Il est encore sous le choc des témoignages, par centaines, qu’il a reçus, de gens de tous les milieux, après avoir parlé publiquement de ses problèmes d’anxiété et de dépression.

« Partout autour de nous, des gens qui n’en parlent pas, des gens dans toutes sortes de position, vivent avec ça. J’ai gardé tous les messages. Je n’ai pas voulu devenir le poster child de l’anxiété. Mais je me rends compte qu’en m’ouvrant un peu, d’autres s’ouvrent aussi. Ça reste difficile, mais je pense que mon expérience a permis à quelques personnes de parler, de s’enlever ce fardeau qu’elles portaient en silence, d’aller chercher de l’aide. »

***

Quand on lui demande quelles causes ont été pour lui les plus marquantes, il cite Carter (l’aide médicale à mourir), Jordan (où il était dissident sur la rigueur nouvelle des délais), bien sûr. « Mais les causes les plus marquantes socialement ne sont pas forcément les plus difficiles juridiquement.

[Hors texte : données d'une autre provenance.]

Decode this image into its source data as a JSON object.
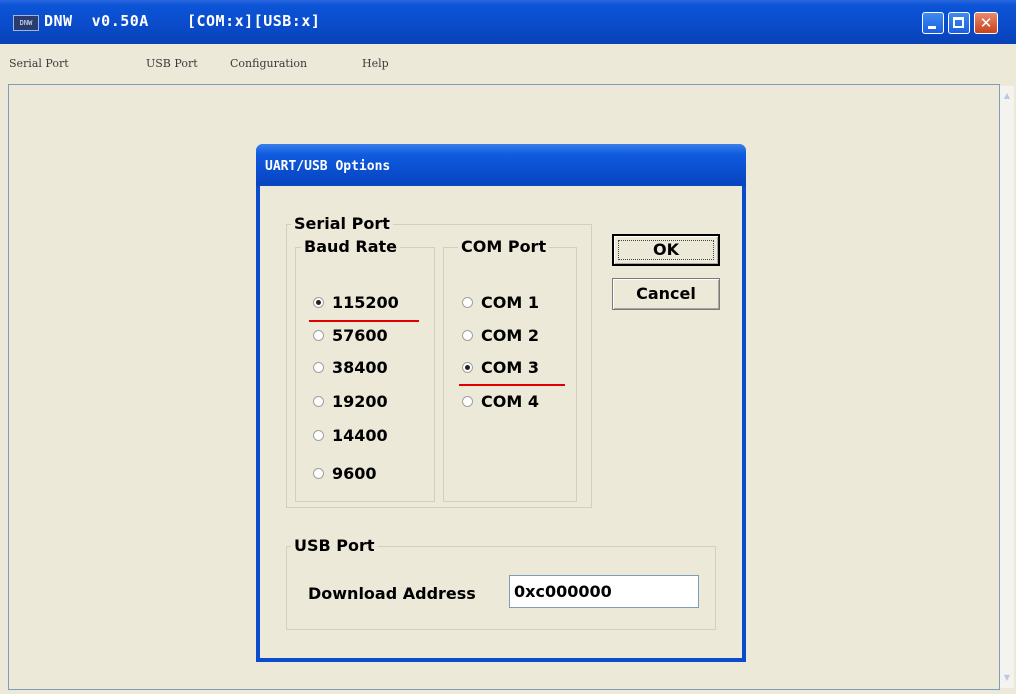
{
  "window": {
    "title": "DNW  v0.50A    [COM:x][USB:x]",
    "icon_text": "DNW"
  },
  "menu": [
    "Serial Port",
    "USB Port",
    "Configuration",
    "Help"
  ],
  "dialog": {
    "title": "UART/USB Options",
    "serial_port_label": "Serial Port",
    "baud_rate_label": "Baud Rate",
    "com_port_label": "COM Port",
    "baud_rates": [
      {
        "label": "115200",
        "checked": true
      },
      {
        "label": "57600",
        "checked": false
      },
      {
        "label": "38400",
        "checked": false
      },
      {
        "label": "19200",
        "checked": false
      },
      {
        "label": "14400",
        "checked": false
      },
      {
        "label": "9600",
        "checked": false
      }
    ],
    "com_ports": [
      {
        "label": "COM 1",
        "checked": false
      },
      {
        "label": "COM 2",
        "checked": false
      },
      {
        "label": "COM 3",
        "checked": true
      },
      {
        "label": "COM 4",
        "checked": false
      }
    ],
    "ok_label": "OK",
    "cancel_label": "Cancel",
    "usb_port_label": "USB Port",
    "download_address_label": "Download Address",
    "download_address_value": "0xc000000"
  },
  "colors": {
    "titlebar": "#0a4ccc",
    "highlight_underline": "#e00000",
    "dialog_background": "#ece9d8"
  }
}
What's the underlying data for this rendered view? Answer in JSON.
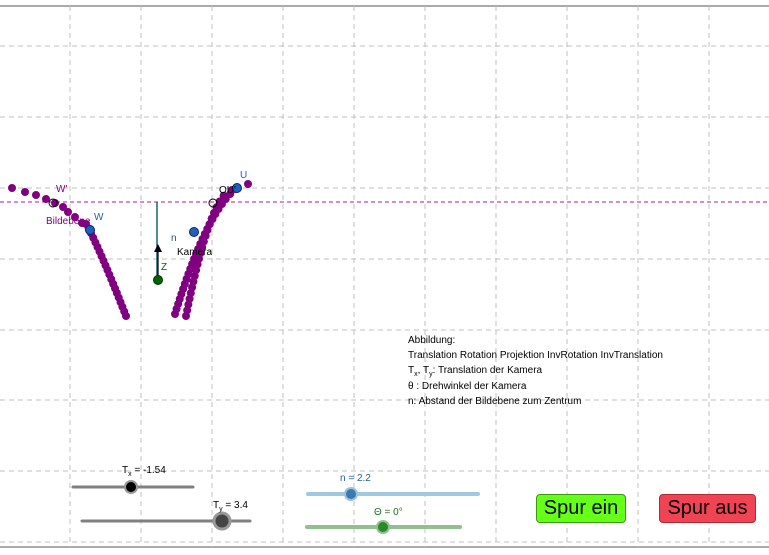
{
  "colors": {
    "grid": "#c0c0c0",
    "trace": "#800080",
    "bildebene": "#a020a0",
    "camera_point": "#006400",
    "blue_point": "#1f5fbf",
    "tx_slider": "#808080",
    "n_slider": "#a0c8e0",
    "theta_slider": "#90c090",
    "spur_ein": "#66ff1a",
    "spur_aus": "#f04455"
  },
  "labels": {
    "W_prime": "W'",
    "W": "W",
    "Bildebene": "Bildebene",
    "U": "U",
    "O_U_prime": "OU'",
    "n": "n",
    "Z": "Z",
    "Kamera": "Kamera"
  },
  "annotation": {
    "title": "Abbildung:",
    "line1": "Translation Rotation Projektion InvRotation InvTranslation",
    "line2_prefix": "T",
    "line2_sub_x": "x",
    "line2_mid": ", T",
    "line2_sub_y": "y",
    "line2_suffix": ": Translation der Kamera",
    "line3": "θ : Drehwinkel der Kamera",
    "line4": "n: Abstand der Bildebene zum Zentrum"
  },
  "sliders": {
    "tx": {
      "name": "T",
      "sub": "x",
      "value_text": " = -1.54",
      "value": -1.54,
      "min": -5,
      "max": 5
    },
    "ty": {
      "name": "T",
      "sub": "y",
      "value_text": " = 3.4",
      "value": 3.4,
      "min": -5,
      "max": 5
    },
    "n": {
      "label": "n = 2.2",
      "value": 2.2,
      "min": 0,
      "max": 10
    },
    "theta": {
      "label": "Θ = 0°",
      "value": 0,
      "min": -180,
      "max": 180
    }
  },
  "buttons": {
    "spur_ein": "Spur ein",
    "spur_aus": "Spur aus"
  }
}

L’affaire des puits orphelins [qui a donné préséance à une loi provinciale environnementale sur la loi fédérale sur la faillite, ce qui a entraîné d’énormes remous dans l’Ouest] était beaucoup plus compliquée. »

On aura compris que l’homme fuit la facilité…

***

Officiellement à la retraite de la Cour, il participe à des jugements dans les causes qu’il a entendues pour les six prochains mois. Après ? Ce n’est pas décidé.

« Et comment on s’en sort, de l’anxiété, comment on la surmonte ?

— Pour moi, c’est revenir à des choses tellement simples. Ma vie de famille. Marie-Michèle [Lavigne, sa femme, juge à la Cour du Québec]. De l’activité physique… »

Il revient d’un voyage en France, où il a monté à vélo le mythique mont Ventoux, une des plus redoutables ascensions cyclistes de l’Hexagone. Il n’y a pas de montagne assez haute pour Clément Gascon, apparemment.

Même quand il veut donner plus de place au plaisir, aux plaisirs « simples », ça passe par des cols étroits et des sommets venteux.